I'm new with Pytorch and I need a clarification on multiclass classification.
I'm fine-tuning the DenseNet neural network, so it can recognize 3 different classes.
Because it's a multiclass problem, I have to replace the classification layer in this way:
kernelCount = self.densenet121.classifier.in_features
self.densenet121.classifier = nn.Sequential(nn.Linear(kernelCount, 3), nn.Softmax(dim=1))
And use CrossEntropyLoss as the loss function:
loss = torch.nn.CrossEntropyLoss(reduction='mean')
By reading on Pytorch forum, I found that CrossEntropyLoss applys the softmax function on the output of the neural network. Is this true? Should I remove the Softmax activation function from the structure of the network?
And what about the test phase? If it's included, I have to call the softmax function on the output of the model?
Thanks in advance for your help.
Yes, CrossEntropyLoss
applies softmax implicitly. You should remove the softmax layer at the end of the network since softmax is not idempotent, therefore applying it twice would be a semantic error.
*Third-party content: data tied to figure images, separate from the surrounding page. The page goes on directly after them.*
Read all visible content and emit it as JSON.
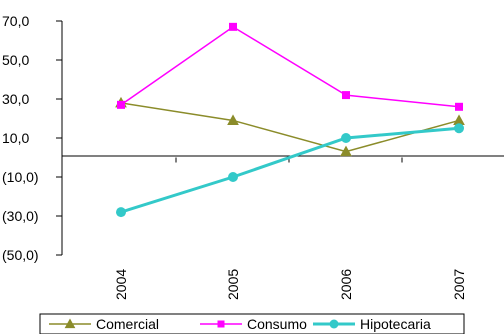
{
  "chart_data": {
    "type": "line",
    "categories": [
      "2004",
      "2005",
      "2006",
      "2007"
    ],
    "y_ticks": [
      "70,0",
      "50,0",
      "30,0",
      "10,0",
      "(10,0)",
      "(30,0)",
      "(50,0)"
    ],
    "ylim": [
      -50,
      70
    ],
    "grid": false,
    "legend": "bottom",
    "series": [
      {
        "name": "Comercial",
        "values": [
          28,
          19,
          3,
          19
        ],
        "color": "#8b8c2a",
        "marker": "triangle"
      },
      {
        "name": "Consumo",
        "values": [
          27,
          67,
          32,
          26
        ],
        "color": "#ff00ff",
        "marker": "square"
      },
      {
        "name": "Hipotecaria",
        "values": [
          -28,
          -10,
          10,
          15
        ],
        "color": "#33c9c9",
        "marker": "circle"
      }
    ]
  }
}
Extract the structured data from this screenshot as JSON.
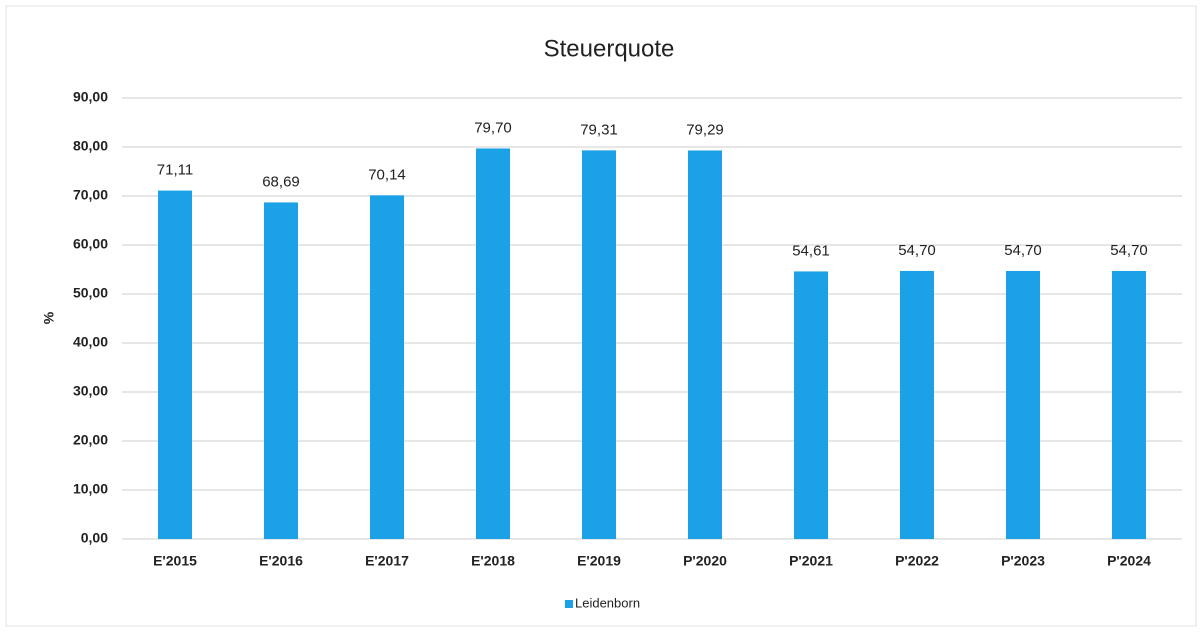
{
  "chart_data": {
    "type": "bar",
    "title": "Steuerquote",
    "y_label": "%",
    "categories": [
      "E'2015",
      "E'2016",
      "E'2017",
      "E'2018",
      "E'2019",
      "P'2020",
      "P'2021",
      "P'2022",
      "P'2023",
      "P'2024"
    ],
    "series": [
      {
        "name": "Leidenborn",
        "color": "#1aa1e6",
        "values": [
          71.11,
          68.69,
          70.14,
          79.7,
          79.31,
          79.29,
          54.61,
          54.7,
          54.7,
          54.7
        ],
        "value_labels": [
          "71,11",
          "68,69",
          "70,14",
          "79,70",
          "79,31",
          "79,29",
          "54,61",
          "54,70",
          "54,70",
          "54,70"
        ]
      }
    ],
    "ylim": [
      0,
      90
    ],
    "yticks": [
      {
        "value": 0,
        "label": "0,00"
      },
      {
        "value": 10,
        "label": "10,00"
      },
      {
        "value": 20,
        "label": "20,00"
      },
      {
        "value": 30,
        "label": "30,00"
      },
      {
        "value": 40,
        "label": "40,00"
      },
      {
        "value": 50,
        "label": "50,00"
      },
      {
        "value": 60,
        "label": "60,00"
      },
      {
        "value": 70,
        "label": "70,00"
      },
      {
        "value": 80,
        "label": "80,00"
      },
      {
        "value": 90,
        "label": "90,00"
      }
    ],
    "grid": true,
    "legend": "bottom"
  }
}
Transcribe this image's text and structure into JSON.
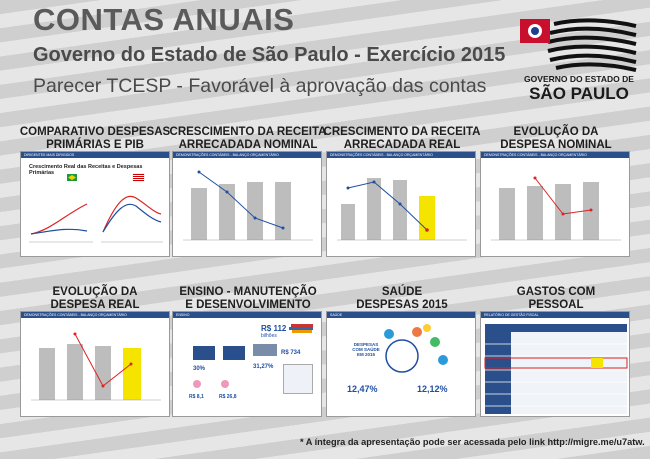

As far as evaluation/testing goes. Remember that softmax is a monotonically increasing operation (meaning the relative order of outputs doesn't change when you apply it). Therefore the result of argmax before and after softmax will give the same result.
The only time you may want to perform softmax explicitly during evaluation would be if you need the actual confidence value for some reason. If needed you can apply softmax explicitly using torch.softmax
on the network output during evaluation.